One major limitation is the lack of a standardised approach to AI red teaming. This introduces complexity and inconsistency, making it harder to have a structured and comprehensive evaluation of the system.
The red teaming exercise described in this report was conducted in a development environment, whereas real scenarios may have Computer Use deployed on real systems with sensitive information. These real world deployments may see different results.
The definition of a successful or unsafe outcome can be subjective. For instance, if an agent is instructed to follow directions from a website and subsequently follows a prompt injection, is this truly a derailment, or simply an example of poor tool usage?
It’s important to note that Anthropic’s Computer Use is in early stages of its product lifecycle. Quite often, attacks don't work as the agent struggles to perform simple tasks such as scrolling, searching for items, or handling pop-ups.

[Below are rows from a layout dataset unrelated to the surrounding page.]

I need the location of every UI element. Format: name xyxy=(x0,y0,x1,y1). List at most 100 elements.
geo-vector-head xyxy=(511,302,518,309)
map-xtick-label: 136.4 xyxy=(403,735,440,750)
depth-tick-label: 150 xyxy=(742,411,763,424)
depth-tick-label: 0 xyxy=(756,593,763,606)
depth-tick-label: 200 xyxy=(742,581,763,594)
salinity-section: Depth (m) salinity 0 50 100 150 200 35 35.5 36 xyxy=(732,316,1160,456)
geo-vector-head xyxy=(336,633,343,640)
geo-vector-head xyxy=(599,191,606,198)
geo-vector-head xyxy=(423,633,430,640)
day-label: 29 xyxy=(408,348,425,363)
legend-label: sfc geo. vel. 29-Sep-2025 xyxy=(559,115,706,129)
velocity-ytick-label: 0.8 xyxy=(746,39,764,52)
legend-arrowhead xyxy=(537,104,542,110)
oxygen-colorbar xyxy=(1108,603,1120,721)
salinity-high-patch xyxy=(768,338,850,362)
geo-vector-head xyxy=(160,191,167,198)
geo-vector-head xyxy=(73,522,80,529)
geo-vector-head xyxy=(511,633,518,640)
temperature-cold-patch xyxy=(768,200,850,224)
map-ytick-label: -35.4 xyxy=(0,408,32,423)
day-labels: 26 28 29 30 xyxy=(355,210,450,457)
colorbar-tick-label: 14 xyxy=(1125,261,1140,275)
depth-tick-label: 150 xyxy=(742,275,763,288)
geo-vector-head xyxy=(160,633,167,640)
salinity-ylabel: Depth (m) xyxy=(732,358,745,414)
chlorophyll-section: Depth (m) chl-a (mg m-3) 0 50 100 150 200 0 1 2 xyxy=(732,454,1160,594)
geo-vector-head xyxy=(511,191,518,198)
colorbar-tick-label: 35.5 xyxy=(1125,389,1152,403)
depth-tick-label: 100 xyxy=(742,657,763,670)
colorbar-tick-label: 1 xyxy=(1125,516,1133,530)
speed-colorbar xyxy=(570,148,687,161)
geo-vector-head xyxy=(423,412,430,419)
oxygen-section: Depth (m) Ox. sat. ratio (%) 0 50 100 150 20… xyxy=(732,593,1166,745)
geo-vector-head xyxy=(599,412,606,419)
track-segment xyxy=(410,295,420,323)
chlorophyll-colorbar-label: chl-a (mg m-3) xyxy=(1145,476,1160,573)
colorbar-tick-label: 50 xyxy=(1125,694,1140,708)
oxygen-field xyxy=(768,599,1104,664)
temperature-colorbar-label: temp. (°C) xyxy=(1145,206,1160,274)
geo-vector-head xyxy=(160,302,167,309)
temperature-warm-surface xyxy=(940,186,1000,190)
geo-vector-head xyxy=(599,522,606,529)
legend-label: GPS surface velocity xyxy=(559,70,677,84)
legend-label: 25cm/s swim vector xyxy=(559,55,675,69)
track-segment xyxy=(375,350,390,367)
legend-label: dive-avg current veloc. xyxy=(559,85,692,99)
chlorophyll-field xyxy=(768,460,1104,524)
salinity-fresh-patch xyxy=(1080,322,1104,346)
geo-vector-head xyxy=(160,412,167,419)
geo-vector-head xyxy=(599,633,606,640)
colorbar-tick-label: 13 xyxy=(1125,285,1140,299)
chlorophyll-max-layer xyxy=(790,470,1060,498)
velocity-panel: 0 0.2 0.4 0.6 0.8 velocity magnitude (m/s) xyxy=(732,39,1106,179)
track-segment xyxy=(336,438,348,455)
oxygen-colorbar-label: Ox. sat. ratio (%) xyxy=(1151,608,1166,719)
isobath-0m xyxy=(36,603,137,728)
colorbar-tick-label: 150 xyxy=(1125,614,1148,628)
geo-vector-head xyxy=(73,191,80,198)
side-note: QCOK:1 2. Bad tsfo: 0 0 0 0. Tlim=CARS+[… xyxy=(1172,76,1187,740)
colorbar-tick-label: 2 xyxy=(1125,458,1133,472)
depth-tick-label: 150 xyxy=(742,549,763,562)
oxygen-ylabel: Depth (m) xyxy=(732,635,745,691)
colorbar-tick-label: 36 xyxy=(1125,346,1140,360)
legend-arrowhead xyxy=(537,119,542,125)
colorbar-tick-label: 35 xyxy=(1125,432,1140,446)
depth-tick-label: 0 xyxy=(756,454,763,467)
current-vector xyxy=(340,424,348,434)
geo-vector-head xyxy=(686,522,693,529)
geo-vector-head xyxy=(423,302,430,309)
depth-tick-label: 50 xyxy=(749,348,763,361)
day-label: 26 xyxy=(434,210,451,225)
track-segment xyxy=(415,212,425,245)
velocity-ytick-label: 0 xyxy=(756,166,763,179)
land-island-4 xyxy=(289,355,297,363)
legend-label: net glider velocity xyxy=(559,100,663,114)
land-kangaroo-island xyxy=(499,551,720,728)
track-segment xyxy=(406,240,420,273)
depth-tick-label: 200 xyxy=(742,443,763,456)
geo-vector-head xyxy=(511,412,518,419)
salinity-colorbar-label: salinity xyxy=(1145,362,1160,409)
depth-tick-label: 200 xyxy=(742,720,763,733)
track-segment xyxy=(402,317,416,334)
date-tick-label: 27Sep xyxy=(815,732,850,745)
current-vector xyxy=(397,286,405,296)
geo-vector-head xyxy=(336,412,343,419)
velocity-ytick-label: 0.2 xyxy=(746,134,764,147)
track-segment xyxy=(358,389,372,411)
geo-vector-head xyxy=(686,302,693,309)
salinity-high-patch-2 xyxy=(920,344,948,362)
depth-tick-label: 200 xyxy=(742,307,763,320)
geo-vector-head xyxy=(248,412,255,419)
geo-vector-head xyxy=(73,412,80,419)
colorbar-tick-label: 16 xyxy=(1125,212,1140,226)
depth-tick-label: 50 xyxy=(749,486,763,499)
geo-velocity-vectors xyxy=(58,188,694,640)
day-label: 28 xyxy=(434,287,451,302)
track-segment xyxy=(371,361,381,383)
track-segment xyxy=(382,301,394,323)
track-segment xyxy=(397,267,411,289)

Reference: Challenges in Red Teaming AI Systems \ Anthropic
Conclusion
Computer Use represents a promising step toward integrating AI into everyday human workflows, yet it remains in its early stages. Trusting non-deterministic systems with daily tasks, including handling sensitive information, requires a high degree of trust. As we edge closer to the prospect of AGI, the stakes become even higher: more advanced AI may bring improved safeguards, but successful cyber attacks on these agents could have more profound consequences. If attackers can derail an agent, they effectively harness its full capabilities. This report provides a red teaming evaluation of current AI capabilities in Anthropic’s Computer Use, while highlighting an opportunity for future research into the dual-use nature and cyber misuse of these systems.